We were on our way to church next. And when we pulled into the parking lot, we tried to arrange our faces in some acceptable form of Christmas hopefulness. But by the time we reached the main entrance, I couldn't hold my composure anymore. I was 19, and I hadn't cried so openly since I was a little boy. "I can't do it," I said to my mother. "I can't go in there." She understood immediately.
"Okay," she said, "we'll go home." She leaned in discreetly to my brother, pulling him back, and said we were going.
My brother, though, was furious and stomped behind us. Once he got in the front seat, he said something -- I can still hear the gnarled pitch of his voice, but I can no longer recall the words -- about our coming all this way for nothing, and that's when I let a wild left hook fly. My arm was stifled by the sleeve of my wool blazer, and mostly I hit the back of his head rest. But he seemed ready for it and, turning quickly, leaned over to hit me back, but I had more room to duck away. My mother screamed for us to stop, and for the next few seconds we fogged the car up with our heavy breathing.
When we got home, we turned on the Christmas tree, the specials on TV, and sat mostly in different rooms of the house, bracing ourselves for the metallic ring of the telephone.
-- David Rowell
A Loss Magnified
One year our calico cat, Sociable, drowned in the neighbor's almost-empty swimming pool, in a foot or two of water. They found her the day after Christmas and my dad went and got her, and buried her in the vacant acres behind the subdivision, and then I was told. I cried all day, and then the next day, and then the day after that. I tried to play with my new stuff -- the Bionic Woman sports car with the "sabotaged brakes" action, so your Bionic Woman doll could stop the speeding car by sticking her platform-sandaled feet out on the concrete -- but mostly I was wrapped in a child's sense of melodramatic grief over poor Sociable (who wasn't). My eyes crusted from crying. I played "A Star Is Born (Evergreen)" on the piano again and again. On the fourth day my mother told me that it was time to stop making such a show of myself.

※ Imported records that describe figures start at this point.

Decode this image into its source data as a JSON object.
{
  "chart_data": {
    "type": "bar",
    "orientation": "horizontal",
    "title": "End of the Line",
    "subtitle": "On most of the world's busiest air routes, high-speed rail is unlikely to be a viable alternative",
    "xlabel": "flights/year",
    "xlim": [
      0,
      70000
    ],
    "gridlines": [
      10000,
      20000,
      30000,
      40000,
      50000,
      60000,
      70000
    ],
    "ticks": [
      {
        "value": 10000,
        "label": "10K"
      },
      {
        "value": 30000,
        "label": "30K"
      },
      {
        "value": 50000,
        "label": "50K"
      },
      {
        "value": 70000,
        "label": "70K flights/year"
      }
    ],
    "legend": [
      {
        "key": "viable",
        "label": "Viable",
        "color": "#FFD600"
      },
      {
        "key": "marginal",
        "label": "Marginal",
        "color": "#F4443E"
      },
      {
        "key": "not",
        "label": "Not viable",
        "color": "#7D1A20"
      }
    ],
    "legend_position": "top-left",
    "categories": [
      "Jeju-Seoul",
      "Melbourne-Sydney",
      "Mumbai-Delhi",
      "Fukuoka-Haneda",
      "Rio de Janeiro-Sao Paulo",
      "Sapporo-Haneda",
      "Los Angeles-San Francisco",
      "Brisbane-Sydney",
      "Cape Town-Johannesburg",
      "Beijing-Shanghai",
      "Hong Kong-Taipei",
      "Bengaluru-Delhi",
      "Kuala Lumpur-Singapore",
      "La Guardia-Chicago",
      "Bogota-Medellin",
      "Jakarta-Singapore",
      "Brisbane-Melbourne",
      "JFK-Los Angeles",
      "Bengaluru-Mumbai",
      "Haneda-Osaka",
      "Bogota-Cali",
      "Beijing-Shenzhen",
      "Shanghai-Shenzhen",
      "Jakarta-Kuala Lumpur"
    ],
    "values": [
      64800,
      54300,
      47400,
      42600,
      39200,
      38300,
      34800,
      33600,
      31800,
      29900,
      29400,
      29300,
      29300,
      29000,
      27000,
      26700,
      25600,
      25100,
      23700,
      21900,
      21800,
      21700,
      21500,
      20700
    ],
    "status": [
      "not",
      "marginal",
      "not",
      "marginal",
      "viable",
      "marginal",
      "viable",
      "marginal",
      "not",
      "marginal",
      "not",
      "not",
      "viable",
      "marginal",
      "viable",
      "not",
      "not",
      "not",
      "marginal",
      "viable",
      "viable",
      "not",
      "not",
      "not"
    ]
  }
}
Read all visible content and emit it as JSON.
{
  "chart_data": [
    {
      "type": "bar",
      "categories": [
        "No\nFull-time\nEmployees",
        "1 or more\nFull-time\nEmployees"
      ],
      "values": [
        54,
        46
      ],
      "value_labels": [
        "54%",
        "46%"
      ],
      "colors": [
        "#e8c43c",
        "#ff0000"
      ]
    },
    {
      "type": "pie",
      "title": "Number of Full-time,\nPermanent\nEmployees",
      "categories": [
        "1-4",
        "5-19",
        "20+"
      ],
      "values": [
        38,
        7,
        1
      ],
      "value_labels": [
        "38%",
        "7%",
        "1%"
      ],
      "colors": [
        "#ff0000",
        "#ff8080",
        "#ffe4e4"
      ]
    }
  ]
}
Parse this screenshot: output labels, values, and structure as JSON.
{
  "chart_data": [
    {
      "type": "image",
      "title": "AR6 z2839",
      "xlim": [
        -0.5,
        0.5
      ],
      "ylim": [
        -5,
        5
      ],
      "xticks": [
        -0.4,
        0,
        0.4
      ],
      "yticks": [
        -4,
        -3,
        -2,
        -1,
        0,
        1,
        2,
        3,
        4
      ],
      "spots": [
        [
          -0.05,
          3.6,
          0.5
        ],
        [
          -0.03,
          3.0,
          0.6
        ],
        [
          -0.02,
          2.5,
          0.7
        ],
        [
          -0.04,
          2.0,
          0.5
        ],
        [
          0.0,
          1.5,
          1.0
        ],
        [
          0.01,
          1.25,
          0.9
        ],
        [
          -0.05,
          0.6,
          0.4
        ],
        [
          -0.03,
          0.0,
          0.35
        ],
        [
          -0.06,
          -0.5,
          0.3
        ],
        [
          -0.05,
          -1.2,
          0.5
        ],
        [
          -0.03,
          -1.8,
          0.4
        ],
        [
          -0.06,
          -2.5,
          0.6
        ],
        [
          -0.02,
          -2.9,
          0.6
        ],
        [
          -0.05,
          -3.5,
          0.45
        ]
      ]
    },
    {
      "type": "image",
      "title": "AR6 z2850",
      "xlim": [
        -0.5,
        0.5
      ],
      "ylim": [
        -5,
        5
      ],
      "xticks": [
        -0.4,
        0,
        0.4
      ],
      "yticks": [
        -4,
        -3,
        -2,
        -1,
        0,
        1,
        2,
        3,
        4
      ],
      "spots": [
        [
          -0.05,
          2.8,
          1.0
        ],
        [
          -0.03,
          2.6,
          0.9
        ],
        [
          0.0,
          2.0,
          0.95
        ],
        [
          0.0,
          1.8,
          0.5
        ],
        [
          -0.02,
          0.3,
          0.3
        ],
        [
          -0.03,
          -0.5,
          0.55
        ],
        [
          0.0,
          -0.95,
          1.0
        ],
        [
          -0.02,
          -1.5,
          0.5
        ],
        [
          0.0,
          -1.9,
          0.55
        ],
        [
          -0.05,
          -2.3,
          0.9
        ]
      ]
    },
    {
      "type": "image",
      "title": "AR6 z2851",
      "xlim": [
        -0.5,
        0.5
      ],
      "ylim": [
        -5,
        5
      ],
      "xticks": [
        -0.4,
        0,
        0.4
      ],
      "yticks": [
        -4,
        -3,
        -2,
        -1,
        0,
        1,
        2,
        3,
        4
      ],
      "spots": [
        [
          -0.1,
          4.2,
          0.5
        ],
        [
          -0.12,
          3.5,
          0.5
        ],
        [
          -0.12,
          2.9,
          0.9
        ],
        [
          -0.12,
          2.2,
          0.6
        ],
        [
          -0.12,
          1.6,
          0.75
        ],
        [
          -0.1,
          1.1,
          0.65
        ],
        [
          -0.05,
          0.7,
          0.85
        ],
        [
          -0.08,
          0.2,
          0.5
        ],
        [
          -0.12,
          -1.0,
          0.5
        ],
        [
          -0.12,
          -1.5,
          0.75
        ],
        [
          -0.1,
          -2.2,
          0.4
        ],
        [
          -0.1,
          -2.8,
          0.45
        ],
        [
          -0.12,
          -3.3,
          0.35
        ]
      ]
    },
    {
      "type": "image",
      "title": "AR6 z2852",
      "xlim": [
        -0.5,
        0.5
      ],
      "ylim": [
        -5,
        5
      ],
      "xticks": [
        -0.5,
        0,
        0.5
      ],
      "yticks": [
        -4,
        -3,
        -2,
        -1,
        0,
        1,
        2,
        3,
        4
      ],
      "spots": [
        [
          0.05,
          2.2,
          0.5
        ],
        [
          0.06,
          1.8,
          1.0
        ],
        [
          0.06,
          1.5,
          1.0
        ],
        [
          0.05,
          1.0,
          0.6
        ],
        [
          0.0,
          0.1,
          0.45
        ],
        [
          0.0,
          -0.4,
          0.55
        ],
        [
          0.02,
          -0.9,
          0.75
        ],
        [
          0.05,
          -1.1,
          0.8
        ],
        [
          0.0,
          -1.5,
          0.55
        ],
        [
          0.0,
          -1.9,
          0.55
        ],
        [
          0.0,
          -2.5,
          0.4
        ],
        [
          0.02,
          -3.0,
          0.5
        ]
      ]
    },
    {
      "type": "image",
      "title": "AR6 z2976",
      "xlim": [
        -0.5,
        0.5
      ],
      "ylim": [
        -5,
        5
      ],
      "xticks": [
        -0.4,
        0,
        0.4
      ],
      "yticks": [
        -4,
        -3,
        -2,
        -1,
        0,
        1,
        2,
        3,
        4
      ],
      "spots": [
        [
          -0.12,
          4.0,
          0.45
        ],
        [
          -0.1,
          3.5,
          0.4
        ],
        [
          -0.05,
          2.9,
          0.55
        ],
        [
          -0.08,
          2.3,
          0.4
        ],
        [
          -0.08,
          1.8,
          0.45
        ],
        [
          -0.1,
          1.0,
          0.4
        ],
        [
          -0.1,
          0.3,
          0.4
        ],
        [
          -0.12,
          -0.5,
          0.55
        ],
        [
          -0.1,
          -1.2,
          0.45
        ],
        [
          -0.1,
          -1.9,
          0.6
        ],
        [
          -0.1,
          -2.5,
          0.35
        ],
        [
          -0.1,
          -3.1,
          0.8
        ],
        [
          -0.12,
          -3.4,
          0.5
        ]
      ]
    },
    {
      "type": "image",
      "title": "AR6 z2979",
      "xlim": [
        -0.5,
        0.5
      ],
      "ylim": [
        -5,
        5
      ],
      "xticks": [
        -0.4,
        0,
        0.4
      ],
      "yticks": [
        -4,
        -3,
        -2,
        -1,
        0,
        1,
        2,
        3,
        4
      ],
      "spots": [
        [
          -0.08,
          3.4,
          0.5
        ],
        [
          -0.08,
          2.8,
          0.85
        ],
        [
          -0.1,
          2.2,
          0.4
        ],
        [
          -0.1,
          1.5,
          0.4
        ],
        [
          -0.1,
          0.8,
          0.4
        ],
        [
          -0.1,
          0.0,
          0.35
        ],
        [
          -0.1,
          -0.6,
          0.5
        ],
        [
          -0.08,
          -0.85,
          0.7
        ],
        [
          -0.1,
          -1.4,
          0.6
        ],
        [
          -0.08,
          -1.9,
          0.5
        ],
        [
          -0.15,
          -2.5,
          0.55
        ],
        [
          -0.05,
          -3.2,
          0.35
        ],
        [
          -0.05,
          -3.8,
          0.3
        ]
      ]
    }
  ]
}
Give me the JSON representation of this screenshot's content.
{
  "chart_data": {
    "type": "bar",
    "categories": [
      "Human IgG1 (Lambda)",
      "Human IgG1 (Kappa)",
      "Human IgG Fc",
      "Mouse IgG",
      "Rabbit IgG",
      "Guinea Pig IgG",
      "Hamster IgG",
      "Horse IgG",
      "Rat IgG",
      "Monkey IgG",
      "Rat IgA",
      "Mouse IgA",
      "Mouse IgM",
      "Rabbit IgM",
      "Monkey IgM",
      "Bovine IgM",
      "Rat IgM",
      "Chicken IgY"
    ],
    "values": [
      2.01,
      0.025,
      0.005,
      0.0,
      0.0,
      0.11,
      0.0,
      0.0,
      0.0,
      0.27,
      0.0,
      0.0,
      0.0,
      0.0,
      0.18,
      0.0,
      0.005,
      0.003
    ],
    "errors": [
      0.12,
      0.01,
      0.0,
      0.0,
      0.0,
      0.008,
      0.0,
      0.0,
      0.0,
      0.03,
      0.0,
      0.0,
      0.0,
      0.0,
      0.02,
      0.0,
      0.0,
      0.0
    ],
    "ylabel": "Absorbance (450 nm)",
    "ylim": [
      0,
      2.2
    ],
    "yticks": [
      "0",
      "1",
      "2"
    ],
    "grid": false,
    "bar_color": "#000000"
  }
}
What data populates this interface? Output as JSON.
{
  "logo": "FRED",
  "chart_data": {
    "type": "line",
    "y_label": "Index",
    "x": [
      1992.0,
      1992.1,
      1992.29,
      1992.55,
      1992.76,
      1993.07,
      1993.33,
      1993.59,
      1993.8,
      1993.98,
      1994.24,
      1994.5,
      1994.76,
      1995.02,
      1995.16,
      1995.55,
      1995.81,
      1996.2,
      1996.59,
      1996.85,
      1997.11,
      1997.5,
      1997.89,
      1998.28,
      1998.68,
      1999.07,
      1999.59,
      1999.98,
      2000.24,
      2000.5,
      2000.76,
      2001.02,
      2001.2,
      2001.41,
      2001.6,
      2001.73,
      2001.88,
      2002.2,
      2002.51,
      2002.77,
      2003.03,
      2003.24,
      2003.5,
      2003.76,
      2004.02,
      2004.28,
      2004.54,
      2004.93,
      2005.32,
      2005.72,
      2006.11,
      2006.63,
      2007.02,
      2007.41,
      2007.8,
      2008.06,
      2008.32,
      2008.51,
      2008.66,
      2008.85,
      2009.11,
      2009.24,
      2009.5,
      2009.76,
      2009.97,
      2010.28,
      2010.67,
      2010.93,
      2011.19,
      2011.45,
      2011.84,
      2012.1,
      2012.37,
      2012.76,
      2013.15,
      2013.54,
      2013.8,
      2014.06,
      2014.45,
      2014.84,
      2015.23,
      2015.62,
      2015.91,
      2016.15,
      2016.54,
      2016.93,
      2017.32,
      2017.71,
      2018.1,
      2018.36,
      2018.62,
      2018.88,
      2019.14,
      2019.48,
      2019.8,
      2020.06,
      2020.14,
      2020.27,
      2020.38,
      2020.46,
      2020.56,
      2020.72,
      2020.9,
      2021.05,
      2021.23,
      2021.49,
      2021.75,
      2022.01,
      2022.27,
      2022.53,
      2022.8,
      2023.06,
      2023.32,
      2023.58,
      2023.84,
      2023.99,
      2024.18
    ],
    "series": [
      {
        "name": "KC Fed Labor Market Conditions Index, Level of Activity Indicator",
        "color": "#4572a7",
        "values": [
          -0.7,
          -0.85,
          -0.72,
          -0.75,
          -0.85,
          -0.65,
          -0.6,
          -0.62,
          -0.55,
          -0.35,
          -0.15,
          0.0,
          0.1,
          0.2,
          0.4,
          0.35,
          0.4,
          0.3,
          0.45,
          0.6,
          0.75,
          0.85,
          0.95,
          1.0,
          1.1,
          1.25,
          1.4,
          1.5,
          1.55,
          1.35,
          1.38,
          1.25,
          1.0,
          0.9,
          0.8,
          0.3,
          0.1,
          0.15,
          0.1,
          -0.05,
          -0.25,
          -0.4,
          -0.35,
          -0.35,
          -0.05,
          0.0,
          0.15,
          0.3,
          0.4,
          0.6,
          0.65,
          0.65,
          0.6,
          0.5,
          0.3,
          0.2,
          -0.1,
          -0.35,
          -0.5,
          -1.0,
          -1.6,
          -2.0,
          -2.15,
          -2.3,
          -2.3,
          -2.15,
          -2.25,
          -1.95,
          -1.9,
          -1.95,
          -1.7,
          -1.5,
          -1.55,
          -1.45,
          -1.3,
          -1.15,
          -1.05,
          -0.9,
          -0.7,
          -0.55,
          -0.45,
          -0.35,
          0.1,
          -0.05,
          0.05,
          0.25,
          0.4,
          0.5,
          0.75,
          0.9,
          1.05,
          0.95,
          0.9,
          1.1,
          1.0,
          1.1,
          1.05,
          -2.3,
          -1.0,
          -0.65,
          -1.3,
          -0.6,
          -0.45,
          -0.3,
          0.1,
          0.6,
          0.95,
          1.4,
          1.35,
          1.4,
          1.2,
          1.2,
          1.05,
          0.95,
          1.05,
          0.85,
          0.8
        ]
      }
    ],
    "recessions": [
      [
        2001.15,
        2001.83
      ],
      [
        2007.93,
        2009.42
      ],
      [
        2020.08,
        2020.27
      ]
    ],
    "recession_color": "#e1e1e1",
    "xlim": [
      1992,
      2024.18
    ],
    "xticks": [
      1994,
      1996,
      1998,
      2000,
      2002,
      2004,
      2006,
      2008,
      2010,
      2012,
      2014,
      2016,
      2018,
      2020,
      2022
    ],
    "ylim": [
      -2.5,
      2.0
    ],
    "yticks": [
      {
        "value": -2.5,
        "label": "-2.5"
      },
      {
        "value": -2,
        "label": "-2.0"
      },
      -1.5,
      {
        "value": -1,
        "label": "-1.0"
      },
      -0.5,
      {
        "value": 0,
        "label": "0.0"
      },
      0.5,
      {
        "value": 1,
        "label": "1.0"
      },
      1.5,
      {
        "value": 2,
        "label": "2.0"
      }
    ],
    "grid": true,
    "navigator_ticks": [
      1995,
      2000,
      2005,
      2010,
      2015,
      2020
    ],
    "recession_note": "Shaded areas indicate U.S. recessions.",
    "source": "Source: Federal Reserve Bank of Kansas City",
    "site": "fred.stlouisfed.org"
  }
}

And she was right. Even now, the only thing I remember about that cat is that she drowned in the neighbor's pool, on Christmas, and that I had overcried.
-- Hank Stuever
Seeing the Light, After It's Dimmed
My memories of Christmas have been as glowing as could be. Literally. For years, when I thought back on Christmas morning, the image it called up was of unalloyed joy -- of me and my five sibs and a mountain of presents, all bathed in a bright epiphany of light.